Various Resources Provided by the CRC

 

Core Research Center -- Available Resources

In 1974 the U.S. Geological Survey (USGS), in cooperation with the Rocky Mountain Association of geologists, established a permanent free-access core repository in Denver. The purpose of the repository is to rescue rock cores threatened with destruction or disposal, process and store them in an efficient manner, and make them available for observation and sampling by all interested parties. The collection contains full-diameter cores, slabbed cores, and well cuttings.

The Center is one of the largest public core repositories in the country and has cultivated a high degree of trust and integrity with its donors and users. Conservative estimates, based on the value of cores housed at this facility, indicate that the public cost of storage per year is only about 0.5 percent of the original cost of drilling, and 0.05 percent of what it would cost to drill the cores today. The USGS can store the cores, which are used for educational and research purposes, for at least 200 years before reaching the original cost of drilling.

The USGS maintains the most diverse public-access core collections in the country.

A variety of core sub-collections are available in the repository, including those from oil shale development; Eniwetok Atoll; Cajon Pass, California; Yellowstone Park; and off-shore wells. In addition CRC curates one of the country's larger collections of cuttings (rock chips) brought to the surface during drilling operations, which are invaluable for constructing geologic concepts of an area. The core and cuttings collection is also accompanied by a large collection of thin sections, which are used to examine microscopic details of the rocks. Photographs of cores are also available to researchers. Files containing chemical and physical analyses, core descriptions, stratigraphic charts, and various other analyses performed by previous users of the collection can now be downloaded.
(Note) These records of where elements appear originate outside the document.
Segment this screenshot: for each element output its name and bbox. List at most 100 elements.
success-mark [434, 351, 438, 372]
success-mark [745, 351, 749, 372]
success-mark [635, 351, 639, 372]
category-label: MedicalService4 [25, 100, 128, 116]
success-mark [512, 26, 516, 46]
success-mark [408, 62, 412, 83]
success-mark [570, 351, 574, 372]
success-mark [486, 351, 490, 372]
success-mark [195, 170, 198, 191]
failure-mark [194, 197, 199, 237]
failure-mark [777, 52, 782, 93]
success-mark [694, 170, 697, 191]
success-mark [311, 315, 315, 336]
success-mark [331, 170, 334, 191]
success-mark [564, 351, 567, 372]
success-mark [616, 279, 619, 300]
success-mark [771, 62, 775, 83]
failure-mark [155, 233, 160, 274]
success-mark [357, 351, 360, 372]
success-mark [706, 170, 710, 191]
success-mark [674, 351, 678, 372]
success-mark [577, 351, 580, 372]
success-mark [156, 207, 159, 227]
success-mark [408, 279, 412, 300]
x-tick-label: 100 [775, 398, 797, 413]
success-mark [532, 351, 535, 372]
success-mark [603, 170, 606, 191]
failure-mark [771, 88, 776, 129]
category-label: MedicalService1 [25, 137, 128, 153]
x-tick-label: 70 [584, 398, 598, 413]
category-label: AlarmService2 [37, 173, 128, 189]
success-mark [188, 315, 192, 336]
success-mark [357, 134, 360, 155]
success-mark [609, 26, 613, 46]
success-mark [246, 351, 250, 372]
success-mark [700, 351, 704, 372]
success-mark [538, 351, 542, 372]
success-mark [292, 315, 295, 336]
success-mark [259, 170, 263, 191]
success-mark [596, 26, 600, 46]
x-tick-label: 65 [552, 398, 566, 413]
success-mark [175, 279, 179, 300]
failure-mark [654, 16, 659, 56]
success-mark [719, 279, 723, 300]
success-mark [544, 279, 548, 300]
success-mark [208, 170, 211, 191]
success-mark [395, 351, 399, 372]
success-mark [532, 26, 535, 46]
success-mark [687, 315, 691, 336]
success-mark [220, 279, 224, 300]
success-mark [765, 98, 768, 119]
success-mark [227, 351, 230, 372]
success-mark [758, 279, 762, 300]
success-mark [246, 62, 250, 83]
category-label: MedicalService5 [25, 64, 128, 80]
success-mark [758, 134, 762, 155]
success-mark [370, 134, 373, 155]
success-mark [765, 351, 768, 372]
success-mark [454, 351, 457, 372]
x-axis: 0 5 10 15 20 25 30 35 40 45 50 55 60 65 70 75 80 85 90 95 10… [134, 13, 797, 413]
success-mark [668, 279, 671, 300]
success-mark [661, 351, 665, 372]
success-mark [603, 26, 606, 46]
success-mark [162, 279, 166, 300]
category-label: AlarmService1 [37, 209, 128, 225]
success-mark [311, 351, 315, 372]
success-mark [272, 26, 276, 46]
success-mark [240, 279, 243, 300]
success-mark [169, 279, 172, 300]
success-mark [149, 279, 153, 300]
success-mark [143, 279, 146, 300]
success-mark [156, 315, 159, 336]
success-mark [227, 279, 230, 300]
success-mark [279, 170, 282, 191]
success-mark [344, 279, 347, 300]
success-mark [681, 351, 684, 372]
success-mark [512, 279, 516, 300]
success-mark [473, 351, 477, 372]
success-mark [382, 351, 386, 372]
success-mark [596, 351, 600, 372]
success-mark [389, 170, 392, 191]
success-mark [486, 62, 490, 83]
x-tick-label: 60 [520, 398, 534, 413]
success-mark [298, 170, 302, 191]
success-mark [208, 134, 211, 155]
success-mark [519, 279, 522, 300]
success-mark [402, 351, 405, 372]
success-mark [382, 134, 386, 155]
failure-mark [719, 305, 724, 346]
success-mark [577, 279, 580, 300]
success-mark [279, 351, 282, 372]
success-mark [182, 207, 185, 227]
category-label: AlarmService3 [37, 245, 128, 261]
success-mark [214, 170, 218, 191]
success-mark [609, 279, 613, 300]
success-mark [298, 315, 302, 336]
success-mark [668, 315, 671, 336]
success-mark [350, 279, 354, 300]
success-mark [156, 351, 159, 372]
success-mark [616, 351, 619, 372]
The USGS curates one of the country's larger collections of drillhole material.

The CRC houses about 1.1 million feet of core in the general collection of petroleum exploration and development holes as well as in specialized collections. These cores come from 33 states and about 95 percent were donated by petroleum and mining companies, State geological surveys, other Federal agencies, and universities; about 5 percent are special scientific cores drilled by the USGS. In addition, the CRC maintains over 19,000 thin sections taken from cataloged cores. Cuttings from over 52,000 wells in 28 States are also housed at the repository. This unique collection of cuttings represents nearly 235 million feet of drilling at a replacement cost of over $10 billion.